According to research released by a team from North Carolina State University, “Employers are increasingly using Facebook to screen job applicants and weed out candidates they think have undesirable traits.” But the new study suggests “companies may have a fundamental misunderstanding of online behavior and, as a result, may be eliminating desirable job candidates.” Of the 175 study participants the researchers measured personality traits including conscientiousness, agreeableness and extraversion and how those Facebook behaviors appeared or were linked to those traits. Let’s come back to this interesting recent survey after pointing out a few of what I feel are the top traits of smart jobseekers on social media. The study delves into an area we simply need to know more about and that’s focused on what Lori Foster Thompson, professor of psychology at N.C. State University, says is missing – a focus not so much on what job applicants are doing on Facebook but how employers are using that information.
Assess Your Brand Presence on Social Media – If you are in marketing, advertising, sales or promotions you may want to build your personal brand online strongly. Certain corporate leaders often need to be present on social media, active and engaged. Look at marketing personalities like Seth Goden or even Elon Musk from Tesla Motors. One is in marketing, an author, irreverent and branding constantly. The other, Mr. Musk, fighting New York Times battles about his electric car reviews and constantly promoting and defending Tesla seemingly daily. For both it is a part of their brand on social media. But for most of us and for many people who are managing their careers and wondering what they should do competence and caution should be the words of the day. Chit chattering about political issues when your not a politician can offend. Commenting excessively about anything can be annoying. Commenting during the day when you should be working or looking for a job can be disconcerting. Assume the people you don’t want to see you doing this are the ones watching. But posting occasional, professionally focused status updates to Linked In about your professional insights or progress may seem like a dull knife but it often adds to your core brand positioning.
Competence and Caution – For most of my professional clients working full-time and looking for their next carer opportunity they need to possess and promote their brand on Linked In, lock down their Facebook status and moderate their comments online. Defining clear details about your value proposition at your current job, connecting with industry achievers and thought leaders should be the goal on Linked In. For those who are on Facebook I often suggest clients use it and keep a very clean, locked down profile. Follow companies and information from those companies using Twitter and Facebook but don’t announce all the various details of your social and personal life. Does that sound boring? It is. Posting pictures from your last volunteer work seems boring but it’s better than posting pictures from your latest drunken wine party. The point is for anyone, executive or early career person, social media is a trap. Everybody is watching. Decide what you want them to see and assume, yes I said assume, that more people than you think will misinterpret your musings and postings.

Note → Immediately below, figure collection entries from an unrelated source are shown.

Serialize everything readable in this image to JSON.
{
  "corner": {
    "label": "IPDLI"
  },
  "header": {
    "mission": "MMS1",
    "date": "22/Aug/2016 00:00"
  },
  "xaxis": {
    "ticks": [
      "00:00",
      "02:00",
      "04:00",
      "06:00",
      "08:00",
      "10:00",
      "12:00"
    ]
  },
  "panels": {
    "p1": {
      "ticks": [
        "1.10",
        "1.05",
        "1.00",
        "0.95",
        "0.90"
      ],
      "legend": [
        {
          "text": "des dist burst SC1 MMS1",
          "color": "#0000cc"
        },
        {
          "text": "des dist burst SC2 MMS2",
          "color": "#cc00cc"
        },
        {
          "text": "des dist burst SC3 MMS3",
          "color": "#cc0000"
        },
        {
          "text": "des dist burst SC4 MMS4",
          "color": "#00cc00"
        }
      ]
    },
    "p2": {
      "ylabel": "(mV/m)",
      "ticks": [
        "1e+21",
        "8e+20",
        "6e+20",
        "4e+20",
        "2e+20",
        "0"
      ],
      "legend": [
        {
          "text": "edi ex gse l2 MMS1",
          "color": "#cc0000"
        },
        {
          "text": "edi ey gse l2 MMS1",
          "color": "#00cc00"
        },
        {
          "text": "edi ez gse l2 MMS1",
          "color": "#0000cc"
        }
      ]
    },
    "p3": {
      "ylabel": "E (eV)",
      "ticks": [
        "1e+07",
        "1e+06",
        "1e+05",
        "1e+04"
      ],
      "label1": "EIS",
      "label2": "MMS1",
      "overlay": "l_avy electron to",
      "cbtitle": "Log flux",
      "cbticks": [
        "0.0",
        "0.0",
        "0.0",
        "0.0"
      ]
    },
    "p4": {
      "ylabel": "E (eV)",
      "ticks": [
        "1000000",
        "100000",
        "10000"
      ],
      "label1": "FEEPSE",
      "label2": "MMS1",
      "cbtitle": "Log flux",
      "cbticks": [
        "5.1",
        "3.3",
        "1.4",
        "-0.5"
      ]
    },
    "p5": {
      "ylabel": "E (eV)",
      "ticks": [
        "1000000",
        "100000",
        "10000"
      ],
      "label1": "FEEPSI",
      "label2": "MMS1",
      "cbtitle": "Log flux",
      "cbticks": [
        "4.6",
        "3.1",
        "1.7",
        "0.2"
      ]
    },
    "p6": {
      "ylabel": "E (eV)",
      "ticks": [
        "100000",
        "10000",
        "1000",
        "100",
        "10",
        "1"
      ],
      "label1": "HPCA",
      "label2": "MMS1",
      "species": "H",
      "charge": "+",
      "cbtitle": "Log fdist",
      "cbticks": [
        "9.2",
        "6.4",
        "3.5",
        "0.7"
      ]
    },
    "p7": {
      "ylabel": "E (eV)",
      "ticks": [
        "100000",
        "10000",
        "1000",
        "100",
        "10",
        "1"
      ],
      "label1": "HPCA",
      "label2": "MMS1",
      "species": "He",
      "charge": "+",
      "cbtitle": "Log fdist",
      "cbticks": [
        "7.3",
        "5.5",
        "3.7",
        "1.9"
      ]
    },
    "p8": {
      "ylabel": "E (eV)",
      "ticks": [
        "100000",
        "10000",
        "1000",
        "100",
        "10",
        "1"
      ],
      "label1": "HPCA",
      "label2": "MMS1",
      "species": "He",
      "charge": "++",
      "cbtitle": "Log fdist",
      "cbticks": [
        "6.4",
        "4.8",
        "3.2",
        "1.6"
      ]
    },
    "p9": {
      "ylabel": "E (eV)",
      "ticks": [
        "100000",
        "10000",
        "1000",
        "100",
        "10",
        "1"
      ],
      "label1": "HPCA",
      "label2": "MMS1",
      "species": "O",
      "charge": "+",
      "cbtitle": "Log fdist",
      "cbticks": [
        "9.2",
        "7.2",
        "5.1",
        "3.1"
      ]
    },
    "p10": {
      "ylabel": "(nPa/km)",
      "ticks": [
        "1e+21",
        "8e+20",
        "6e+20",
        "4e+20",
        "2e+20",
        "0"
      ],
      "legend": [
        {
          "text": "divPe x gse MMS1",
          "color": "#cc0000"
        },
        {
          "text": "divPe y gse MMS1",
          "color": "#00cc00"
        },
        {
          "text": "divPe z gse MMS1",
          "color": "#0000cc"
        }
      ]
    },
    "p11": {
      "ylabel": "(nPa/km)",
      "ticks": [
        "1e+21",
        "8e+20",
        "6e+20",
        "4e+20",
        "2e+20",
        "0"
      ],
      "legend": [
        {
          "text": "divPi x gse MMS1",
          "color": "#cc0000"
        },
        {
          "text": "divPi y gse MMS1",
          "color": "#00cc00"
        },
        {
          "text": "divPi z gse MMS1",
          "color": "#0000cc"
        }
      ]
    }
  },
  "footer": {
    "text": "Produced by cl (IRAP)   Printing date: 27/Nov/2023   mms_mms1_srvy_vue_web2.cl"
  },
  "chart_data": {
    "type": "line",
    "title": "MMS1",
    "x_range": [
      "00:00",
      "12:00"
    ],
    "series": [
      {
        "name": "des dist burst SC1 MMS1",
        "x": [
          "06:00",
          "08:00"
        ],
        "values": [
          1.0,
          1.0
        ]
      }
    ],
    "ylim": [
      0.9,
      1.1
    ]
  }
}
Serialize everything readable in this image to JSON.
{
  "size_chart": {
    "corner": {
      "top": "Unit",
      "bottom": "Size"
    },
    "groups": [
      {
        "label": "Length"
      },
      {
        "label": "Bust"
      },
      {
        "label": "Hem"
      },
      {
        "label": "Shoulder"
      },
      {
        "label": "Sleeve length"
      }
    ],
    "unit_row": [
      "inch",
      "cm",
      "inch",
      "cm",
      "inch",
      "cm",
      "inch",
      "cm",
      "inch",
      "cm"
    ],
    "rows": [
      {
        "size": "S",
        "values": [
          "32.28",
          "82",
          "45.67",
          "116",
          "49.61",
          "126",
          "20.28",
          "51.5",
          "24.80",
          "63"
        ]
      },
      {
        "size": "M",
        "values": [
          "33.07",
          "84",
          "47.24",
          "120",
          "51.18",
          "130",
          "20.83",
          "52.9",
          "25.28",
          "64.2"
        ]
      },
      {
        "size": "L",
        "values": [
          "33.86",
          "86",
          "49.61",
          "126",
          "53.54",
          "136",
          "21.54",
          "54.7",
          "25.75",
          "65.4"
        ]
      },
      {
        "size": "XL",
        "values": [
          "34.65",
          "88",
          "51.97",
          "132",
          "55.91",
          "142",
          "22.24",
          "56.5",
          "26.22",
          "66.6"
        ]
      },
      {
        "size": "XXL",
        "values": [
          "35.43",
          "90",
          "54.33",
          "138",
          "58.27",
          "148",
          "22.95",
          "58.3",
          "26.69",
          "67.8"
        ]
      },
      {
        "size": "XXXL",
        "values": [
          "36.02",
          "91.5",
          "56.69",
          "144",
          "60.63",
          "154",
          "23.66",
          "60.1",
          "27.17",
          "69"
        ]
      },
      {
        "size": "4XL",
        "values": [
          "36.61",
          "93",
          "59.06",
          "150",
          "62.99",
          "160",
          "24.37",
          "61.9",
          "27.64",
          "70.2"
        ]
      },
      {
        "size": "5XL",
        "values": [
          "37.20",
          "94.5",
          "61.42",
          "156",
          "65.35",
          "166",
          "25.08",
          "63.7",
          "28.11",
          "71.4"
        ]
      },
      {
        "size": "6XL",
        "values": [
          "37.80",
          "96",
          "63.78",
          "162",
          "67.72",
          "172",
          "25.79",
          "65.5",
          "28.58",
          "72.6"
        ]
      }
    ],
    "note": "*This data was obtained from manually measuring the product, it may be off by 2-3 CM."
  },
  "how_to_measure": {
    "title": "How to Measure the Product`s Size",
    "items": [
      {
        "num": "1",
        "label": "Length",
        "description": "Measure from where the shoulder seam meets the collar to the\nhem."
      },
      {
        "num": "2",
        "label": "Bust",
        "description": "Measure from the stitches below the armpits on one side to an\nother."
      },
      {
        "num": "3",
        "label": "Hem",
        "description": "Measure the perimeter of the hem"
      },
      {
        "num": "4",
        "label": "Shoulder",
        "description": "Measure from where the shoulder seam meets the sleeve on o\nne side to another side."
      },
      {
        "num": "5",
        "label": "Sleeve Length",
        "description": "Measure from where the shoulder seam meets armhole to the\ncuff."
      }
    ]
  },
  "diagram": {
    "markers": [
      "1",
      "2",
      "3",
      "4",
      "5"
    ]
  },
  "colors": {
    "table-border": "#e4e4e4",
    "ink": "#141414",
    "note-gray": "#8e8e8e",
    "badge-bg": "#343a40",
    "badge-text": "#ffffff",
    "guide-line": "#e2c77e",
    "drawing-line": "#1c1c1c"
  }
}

We often recommend that most social media from a career angle be used as a listening post and observing others (target companies) and sharing a little bit less and listening more – Facebook and LinkedIn mostly. Follow your target companies or create professional status updates. Make sure it doesn’t go out as a press release but subtly increase your competence toward your target audience. How can it hurt you if no one has done it at your company? I recommend people become more boring on these sites than exciting.
Now back to the study. In a bit of an about face to the caution focused career coaches like me, Will Stoughton, 29, and an author on the N.C. State University study suggests that employers, yes employers, should use more caution when evaluating alcohol and drug looking pictures on Facebook because as that may indicate the photo poster is more of an extrovert, and may attribute of desirability for an employer.
Daniel Blustein from the Raleigh News & Observer interviewed the researchers at N.C. State University and provided his own insights into the story from his perspective. His story caught my eye today and I thought it is a great topic and wanted to continue the conversation. In my short conversation with Dan I asked if the research surprised him.
Did it surprise you that the researchers didn’t have their own Facebook accounts? Maybe they are on to something here and know something we don’t about over posting and how it affects?
I think its surprising to find anyone who doesn’t have a Facebook account but for them, it’s probably smart not to have one in terms of job prospects and privacy concerns and they’re busy researchers. They stressed that it took up a lot of time.
What other observations did you take away from the observation and study? You pointed out that employers need to assess how they are evaluating it. There’s so much more new social media and HR practices need to figure out what it all means, in terms of what they’re seeing. Seems like they are engaged – could be a plus? The researchers stressed that there needs to be more research on what activities translate into social media.
When you post a story as a person in the media, there are crazy comments and arguments. How do you handle that? As a reporter, you have to be out there and accessible. Are there any rules you follow? In my social media, in journalism, I need to take a more professional approach so my interactions on social media are sort of directed along that line. I don’t do a lot of personal communication on social media, it’s mostly to do with science and research since that is what i report on. That aspect of my interest is what I convey in.